The primary outcome, defined as a composite of all-cause mortality, nonfatal MI, revascularization and cerebrovascular events at 12 months, occurred in 7.8% of patients who underwent FFR-guided complete revascularization vs. 20.5% of patients who underwent infarct-related artery-only revascularization (HR = 0.35; 95% CI, 0.22-0.55). Risk for death (1.3% vs. 1.7%; HR = 0.8; 95% CI, 0.25-2.56) and MI (2.4% vs. 4.7%; HR = 0.5; 95% CI, 0.22-1.13) were similar between treatment arms, but risk for repeat revascularization was significantly lower with FFR-guided complete revascularization (6.1% vs. 17.5%; HR = 0.32; 95% CI, 0.2-0.54). Cerebrovascular events occurred in 0% of the FFR-guided complete revascularization group and 0.7% of the infarct-related artery-only treatment group.

Additionally, patients who underwent FFR-guided complete revascularization vs. infarct-related artery-only revascularization had a lower risk for net adverse clinical events, defined as the composite of cardiac death, MI, any revascularization, stroke and major bleeding (8.5% vs. 29.5%; HR = 0.25; 95% CI, 0.16-0.38), according to the data. They also had lower risk for hospitalization for heart failure, unstable angina and chest pain (4.4% vs. 8%; HR = 0.54; 95% CI, 0.29-0.99) and lower risk for any revascularization (6.4% vs. 27.3%; HR = 0.47; 95% CI, 0.29-0.76).

“In multivessel STEMI patients, FFR-guided coronary revascularization of noninfarct-related lesions in the acute phase of primary PCI significantly reduced the risk of the composite MACCE outcome, as compared with the treatment of the infarct-related artery only,” Smits said, noting that the reduction was primarily driven by a decreased need for subsequent revascularization.

During a panel discussion, Nils P. Johnson, MD, MS, of McGovern Medical School at University of Texas Health in Houston, praised COMPARE-ACUTE as a “big step forward” in determining how to approach this patient subset.

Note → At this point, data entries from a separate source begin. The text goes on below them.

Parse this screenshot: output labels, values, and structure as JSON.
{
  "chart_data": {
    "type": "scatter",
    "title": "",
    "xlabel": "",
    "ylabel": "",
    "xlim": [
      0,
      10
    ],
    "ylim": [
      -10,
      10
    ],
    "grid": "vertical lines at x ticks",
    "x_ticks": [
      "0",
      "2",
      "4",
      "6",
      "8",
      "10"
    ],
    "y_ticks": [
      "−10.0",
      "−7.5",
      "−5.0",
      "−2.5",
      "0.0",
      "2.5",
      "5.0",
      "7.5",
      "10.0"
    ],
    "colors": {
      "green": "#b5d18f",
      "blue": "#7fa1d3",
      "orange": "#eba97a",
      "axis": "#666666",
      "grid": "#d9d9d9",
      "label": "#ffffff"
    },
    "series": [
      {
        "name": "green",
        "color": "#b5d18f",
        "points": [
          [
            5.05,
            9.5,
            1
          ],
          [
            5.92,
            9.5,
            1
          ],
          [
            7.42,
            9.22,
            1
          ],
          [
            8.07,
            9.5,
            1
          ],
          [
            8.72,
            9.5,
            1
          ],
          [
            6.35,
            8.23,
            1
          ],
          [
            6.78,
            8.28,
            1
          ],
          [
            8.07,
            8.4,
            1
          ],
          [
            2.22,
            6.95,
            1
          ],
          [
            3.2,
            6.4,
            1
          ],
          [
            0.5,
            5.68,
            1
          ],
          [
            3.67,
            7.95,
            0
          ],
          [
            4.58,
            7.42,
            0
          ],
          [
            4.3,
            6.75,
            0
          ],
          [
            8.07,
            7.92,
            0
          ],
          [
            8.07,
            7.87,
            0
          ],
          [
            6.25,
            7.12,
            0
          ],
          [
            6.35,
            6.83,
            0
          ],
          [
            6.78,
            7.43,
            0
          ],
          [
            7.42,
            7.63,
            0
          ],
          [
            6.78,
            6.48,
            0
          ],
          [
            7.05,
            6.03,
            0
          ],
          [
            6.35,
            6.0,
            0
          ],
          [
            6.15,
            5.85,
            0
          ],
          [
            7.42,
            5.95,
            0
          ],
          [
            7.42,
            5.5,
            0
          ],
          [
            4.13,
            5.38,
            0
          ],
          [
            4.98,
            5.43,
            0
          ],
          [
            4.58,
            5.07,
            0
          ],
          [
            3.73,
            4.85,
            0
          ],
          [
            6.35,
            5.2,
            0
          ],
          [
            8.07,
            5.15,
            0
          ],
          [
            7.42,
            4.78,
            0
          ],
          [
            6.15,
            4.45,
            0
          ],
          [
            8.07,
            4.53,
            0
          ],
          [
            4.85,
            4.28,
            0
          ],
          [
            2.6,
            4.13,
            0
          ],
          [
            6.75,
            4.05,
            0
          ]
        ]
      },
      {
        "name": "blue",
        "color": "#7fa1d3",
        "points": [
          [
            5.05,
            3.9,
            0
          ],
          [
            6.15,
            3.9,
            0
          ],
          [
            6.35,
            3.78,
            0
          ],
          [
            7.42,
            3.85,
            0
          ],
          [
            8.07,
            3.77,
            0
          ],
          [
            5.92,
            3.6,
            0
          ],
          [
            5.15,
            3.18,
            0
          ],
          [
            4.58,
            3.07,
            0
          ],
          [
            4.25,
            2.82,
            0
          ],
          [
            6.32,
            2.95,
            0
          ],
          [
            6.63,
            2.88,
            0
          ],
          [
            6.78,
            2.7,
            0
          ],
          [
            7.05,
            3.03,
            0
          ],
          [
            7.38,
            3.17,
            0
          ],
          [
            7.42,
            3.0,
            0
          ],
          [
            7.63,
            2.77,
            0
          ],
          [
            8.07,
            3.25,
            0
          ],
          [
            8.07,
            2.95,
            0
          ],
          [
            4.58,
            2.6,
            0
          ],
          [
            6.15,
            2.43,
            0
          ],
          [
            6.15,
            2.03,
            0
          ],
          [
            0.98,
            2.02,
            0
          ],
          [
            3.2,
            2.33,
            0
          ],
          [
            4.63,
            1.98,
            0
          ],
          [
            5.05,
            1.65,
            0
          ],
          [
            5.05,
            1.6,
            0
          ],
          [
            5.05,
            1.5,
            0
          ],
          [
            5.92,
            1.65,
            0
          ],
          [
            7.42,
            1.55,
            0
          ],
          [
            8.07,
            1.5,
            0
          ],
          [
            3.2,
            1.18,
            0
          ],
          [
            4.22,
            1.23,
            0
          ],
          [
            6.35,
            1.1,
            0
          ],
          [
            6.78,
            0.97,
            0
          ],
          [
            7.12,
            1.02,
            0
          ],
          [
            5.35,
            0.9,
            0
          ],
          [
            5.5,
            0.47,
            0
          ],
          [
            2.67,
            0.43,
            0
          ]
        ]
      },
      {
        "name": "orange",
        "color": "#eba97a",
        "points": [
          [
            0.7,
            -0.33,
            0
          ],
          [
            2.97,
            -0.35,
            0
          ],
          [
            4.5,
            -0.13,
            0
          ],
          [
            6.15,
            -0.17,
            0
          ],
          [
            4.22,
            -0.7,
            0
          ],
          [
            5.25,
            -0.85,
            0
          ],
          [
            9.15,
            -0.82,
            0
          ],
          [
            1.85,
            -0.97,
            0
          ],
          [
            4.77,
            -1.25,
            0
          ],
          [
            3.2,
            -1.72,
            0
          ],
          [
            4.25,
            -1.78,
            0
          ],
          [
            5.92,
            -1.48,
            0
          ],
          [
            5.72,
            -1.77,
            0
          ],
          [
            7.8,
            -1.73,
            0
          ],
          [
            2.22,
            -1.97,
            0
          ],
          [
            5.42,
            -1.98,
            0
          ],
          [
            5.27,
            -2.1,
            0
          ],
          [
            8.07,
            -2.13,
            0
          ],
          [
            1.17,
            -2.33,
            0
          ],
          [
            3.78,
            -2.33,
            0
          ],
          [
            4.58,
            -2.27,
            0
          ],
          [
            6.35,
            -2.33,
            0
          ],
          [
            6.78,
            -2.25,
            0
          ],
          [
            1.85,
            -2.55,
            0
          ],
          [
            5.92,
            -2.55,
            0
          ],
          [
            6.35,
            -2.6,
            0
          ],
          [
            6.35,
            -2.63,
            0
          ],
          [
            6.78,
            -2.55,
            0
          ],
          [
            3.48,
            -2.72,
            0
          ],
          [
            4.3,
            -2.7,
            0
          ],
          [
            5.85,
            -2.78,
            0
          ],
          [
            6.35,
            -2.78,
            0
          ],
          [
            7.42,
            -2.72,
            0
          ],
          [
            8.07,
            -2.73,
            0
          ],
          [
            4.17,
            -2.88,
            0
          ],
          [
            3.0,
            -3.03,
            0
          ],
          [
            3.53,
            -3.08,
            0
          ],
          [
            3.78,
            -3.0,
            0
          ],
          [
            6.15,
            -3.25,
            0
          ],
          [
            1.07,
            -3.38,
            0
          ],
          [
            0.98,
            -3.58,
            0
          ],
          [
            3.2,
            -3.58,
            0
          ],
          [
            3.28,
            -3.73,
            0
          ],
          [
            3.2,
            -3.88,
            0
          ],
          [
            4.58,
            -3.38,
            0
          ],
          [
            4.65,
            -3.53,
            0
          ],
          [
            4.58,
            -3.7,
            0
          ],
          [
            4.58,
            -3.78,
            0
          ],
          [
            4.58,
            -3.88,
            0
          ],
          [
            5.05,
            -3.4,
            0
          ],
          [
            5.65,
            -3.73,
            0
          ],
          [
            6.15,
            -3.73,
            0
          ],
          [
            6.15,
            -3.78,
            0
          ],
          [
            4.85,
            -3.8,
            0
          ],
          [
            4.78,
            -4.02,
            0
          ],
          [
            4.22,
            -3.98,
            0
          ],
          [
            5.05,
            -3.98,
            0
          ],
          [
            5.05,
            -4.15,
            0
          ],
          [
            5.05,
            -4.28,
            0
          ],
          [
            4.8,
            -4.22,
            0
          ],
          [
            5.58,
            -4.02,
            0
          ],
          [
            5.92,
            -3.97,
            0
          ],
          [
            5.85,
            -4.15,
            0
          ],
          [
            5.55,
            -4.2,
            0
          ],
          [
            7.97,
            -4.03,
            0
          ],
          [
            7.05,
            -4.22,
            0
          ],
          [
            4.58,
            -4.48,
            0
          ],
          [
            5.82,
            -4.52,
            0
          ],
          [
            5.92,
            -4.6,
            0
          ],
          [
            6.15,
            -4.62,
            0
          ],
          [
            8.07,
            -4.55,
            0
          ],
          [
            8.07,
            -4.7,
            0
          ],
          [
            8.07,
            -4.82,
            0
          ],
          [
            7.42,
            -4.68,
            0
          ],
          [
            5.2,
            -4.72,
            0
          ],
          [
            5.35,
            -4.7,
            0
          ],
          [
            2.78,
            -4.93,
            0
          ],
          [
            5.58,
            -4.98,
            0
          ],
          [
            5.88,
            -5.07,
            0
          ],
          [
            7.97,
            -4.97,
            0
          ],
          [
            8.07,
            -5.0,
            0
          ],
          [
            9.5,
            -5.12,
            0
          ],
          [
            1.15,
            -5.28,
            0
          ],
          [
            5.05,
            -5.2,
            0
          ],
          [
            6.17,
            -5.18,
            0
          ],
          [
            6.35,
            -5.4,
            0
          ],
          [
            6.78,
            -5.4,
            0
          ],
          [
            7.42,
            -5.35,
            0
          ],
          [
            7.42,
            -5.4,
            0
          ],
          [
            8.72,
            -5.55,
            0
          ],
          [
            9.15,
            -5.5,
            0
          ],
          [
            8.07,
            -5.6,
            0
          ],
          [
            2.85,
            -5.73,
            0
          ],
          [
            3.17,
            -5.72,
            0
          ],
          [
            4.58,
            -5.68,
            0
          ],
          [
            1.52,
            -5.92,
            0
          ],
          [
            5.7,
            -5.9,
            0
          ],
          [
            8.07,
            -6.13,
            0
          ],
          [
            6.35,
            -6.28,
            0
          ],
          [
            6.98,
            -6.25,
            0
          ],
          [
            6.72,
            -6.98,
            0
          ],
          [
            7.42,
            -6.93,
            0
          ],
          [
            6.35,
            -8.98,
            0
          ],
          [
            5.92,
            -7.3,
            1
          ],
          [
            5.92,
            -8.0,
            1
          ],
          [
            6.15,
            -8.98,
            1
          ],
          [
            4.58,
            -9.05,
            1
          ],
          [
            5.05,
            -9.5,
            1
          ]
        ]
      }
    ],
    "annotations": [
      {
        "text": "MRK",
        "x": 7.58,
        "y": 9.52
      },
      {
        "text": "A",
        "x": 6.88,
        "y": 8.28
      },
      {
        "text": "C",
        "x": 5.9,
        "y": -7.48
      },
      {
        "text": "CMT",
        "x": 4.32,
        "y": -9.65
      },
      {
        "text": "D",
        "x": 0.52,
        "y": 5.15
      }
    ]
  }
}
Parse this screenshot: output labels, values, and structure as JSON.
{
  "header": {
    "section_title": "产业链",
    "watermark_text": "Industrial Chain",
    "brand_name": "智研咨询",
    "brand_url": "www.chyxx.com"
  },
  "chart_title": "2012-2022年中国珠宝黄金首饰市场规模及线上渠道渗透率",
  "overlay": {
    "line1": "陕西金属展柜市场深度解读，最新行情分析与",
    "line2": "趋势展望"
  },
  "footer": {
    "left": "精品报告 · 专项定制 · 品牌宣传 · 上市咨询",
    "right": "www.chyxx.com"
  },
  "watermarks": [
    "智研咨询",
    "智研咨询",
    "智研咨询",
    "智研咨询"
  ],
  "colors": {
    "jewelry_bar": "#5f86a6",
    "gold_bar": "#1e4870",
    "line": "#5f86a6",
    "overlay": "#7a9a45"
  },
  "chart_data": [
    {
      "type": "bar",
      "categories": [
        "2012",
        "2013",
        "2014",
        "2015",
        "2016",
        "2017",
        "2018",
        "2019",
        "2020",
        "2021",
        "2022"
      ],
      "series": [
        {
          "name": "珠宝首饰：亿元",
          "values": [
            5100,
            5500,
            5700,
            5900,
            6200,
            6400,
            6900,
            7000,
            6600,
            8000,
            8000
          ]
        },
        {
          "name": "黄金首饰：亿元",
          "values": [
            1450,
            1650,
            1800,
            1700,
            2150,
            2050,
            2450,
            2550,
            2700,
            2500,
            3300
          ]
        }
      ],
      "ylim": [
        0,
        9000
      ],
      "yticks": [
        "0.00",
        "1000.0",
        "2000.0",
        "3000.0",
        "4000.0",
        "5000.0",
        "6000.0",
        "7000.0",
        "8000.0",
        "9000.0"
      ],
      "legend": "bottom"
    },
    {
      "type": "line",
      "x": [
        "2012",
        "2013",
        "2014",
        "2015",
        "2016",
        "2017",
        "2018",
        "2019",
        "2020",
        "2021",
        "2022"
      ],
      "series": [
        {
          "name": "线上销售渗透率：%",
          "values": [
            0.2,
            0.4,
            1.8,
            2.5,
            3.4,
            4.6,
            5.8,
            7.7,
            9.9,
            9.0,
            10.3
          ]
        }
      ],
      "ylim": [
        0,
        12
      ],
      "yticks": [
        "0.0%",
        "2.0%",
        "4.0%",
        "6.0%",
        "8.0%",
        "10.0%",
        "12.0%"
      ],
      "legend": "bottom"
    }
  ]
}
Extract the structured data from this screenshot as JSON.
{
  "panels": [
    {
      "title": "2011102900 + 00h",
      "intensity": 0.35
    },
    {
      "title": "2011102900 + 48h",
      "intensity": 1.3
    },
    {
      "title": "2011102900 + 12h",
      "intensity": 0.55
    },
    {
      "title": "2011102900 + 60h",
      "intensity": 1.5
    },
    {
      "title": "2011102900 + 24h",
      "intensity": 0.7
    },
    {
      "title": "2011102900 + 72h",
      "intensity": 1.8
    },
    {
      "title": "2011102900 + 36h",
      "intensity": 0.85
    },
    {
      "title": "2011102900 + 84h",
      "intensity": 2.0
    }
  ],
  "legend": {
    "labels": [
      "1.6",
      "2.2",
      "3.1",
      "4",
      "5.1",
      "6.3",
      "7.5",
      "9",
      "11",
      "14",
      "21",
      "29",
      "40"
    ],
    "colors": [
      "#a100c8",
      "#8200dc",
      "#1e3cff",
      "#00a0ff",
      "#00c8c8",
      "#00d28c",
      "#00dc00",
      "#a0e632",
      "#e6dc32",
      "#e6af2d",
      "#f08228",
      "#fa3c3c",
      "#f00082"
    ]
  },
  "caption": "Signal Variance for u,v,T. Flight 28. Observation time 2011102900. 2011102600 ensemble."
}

“A major strength is that these lesions were truly clinically intermediate — exactly in the middle of the diagnostic gray zone,” he said. Its major weakness, however, was the inclusion of revascularization in the primary endpoint.

“The question is whether this is something that patients are going to want to have and that health care systems are going to want to pay for,” Johnson said. “If you move to an FFR-guided strategy, you need to pay for extra wires and an increased rate of additional PCI by about two- to threefold. That would be useful to do if we can show that there’s a reduction in hard endpoints like death or MI.”

Smits told Cardiology Today’s Intervention that the FFR-guided approach will be cost-effective.

“I strongly believe that with this acute FFR-guided approach we will save money, because many noninfarct lesions do not need treatment (stents) if FFR negative and, by doing an all-in-one FFR-guided procedure, there is no need for additional staged procedures,” he said. “Lastly, patients will like it because they don't need to come back for a staged procedure and they can be secure on the table that the other lesions need no treatment if FFR-negative, or were justifiably treated if FFR-positive. Furthermore, this FFR guidance strategy can also help in the heart team discussion if the anatomy is complex.”– by Melissa Foster

References:

Smits P, et al. Late-Breaking Clinical Trials: Interventional. Presented at: American College of Cardiology Scientific Session; March 17-19, 2017; Washington, D.C.

Smits P, et al. N Engl J Med. 2017;doi:10.1056/NEJMoa1701067.

Disclosure: The study was funded by Abbott Vascular and St. Jude Medical. Smits reports receiving consultant fees, honoraria and/or research grants from AbbVie, Medinol, St. Jude and Terumo. Johnson reports financial ties with Boston Scientific, St. Jude Medical and Volcano Corporation.

 

Editor’s Note: This article was updated on March 21, 2017 with further discussion on cost.